Castration Induces Parkinson Disease Pathologies in Young Male Mice via Inducible Nitric-oxide Synthase

Although Parkinson disease (PD) is a progressive neurodegenerative disorder, available animal models do not exhibit irreversible neurodegeneration, and this is a major obstacle in finding out an effective drug against this disease. Here we delineate a new irreversible model to study PD pathogenesis. The model is based on simple castration of young male mice.

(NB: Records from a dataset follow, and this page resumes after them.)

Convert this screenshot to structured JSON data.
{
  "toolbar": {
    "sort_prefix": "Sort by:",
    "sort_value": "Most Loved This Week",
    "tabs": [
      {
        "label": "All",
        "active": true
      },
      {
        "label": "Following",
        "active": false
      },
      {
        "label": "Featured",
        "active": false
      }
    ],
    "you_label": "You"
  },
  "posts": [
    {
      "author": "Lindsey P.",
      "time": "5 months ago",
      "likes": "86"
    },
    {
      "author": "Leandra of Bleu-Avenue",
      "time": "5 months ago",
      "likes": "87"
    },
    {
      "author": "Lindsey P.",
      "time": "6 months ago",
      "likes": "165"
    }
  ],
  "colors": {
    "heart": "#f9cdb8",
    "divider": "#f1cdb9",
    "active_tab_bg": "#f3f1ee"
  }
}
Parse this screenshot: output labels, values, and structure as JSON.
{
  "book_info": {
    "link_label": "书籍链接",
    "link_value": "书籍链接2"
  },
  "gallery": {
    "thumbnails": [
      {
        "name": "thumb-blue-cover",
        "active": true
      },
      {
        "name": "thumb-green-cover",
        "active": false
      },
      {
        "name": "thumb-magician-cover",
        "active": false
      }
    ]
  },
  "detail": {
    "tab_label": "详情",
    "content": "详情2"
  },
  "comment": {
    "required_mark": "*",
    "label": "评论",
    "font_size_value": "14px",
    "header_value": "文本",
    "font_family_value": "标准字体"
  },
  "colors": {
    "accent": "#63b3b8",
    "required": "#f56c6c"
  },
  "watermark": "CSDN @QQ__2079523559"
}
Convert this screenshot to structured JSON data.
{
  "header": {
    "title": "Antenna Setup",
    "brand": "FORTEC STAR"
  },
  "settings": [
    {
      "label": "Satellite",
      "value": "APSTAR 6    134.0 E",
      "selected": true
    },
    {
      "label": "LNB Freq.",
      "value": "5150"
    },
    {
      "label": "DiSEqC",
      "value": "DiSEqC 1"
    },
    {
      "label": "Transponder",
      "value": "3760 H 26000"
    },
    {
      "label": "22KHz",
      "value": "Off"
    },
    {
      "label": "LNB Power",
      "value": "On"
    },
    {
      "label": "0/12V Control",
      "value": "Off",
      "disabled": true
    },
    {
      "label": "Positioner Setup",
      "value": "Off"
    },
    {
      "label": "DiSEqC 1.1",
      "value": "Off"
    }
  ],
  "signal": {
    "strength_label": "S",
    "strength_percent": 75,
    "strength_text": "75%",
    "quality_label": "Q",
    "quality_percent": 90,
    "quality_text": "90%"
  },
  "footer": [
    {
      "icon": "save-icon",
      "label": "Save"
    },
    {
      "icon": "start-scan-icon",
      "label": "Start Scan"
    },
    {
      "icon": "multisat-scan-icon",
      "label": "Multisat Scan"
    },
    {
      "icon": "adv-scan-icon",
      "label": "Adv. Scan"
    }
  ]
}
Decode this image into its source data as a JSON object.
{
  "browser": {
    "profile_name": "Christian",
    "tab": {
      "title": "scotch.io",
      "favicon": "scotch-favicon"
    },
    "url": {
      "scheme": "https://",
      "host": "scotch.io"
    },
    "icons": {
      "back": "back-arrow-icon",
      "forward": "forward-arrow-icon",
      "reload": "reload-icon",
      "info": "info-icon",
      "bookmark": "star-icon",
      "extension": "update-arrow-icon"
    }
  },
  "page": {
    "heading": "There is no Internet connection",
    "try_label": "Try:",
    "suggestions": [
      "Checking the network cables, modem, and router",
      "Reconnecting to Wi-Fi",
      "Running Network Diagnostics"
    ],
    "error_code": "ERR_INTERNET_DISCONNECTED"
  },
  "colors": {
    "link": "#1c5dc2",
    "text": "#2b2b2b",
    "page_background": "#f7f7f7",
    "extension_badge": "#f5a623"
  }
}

Levels of inducible nitric-oxide synthase (iNOS), glial markers (glial fibrillary acidic protein and CD11b), and α-synuclein were higher in nigra of castrated male mice than normal male mice. On the other hand, after castration, the level of glial-derived neurotrophic factor (GDNF) markedly decreased in the nigra of male mice. Accordingly, castration also induced the loss of tyrosine hydroxylase-positive neurons in the nigra and decrease in tyrosine hydroxylase-positive fibers and neurotransmitters in the striatum. Reversal of nigrostriatal pathologies in castrated male mice by subcutaneous implantation of 5α-dihydrotestosterone pellets validates an important role of male sex hormone in castration-induced nigrostriatal pathology. Interestingly, castration was unable to cause glial activation, decrease nigral GDNF, augment the death of nigral dopaminergic neurons, induce the loss of striatal fibers, and impair neurotransmitters in iNOS^−/− male mice. Furthermore, we demonstrate that iNOS-derived NO is responsible for decreased expression of GDNF in activated astrocytes. Together, our results suggest that castration induces nigrostriatal pathologies via iNOS-mediated decrease in GDNF. These results are important because castrated young male mice may be used as a simple, toxin-free, and nontransgenic animal model to study PD-related nigrostriatal pathologies, paving the way for easy drug screening against PD.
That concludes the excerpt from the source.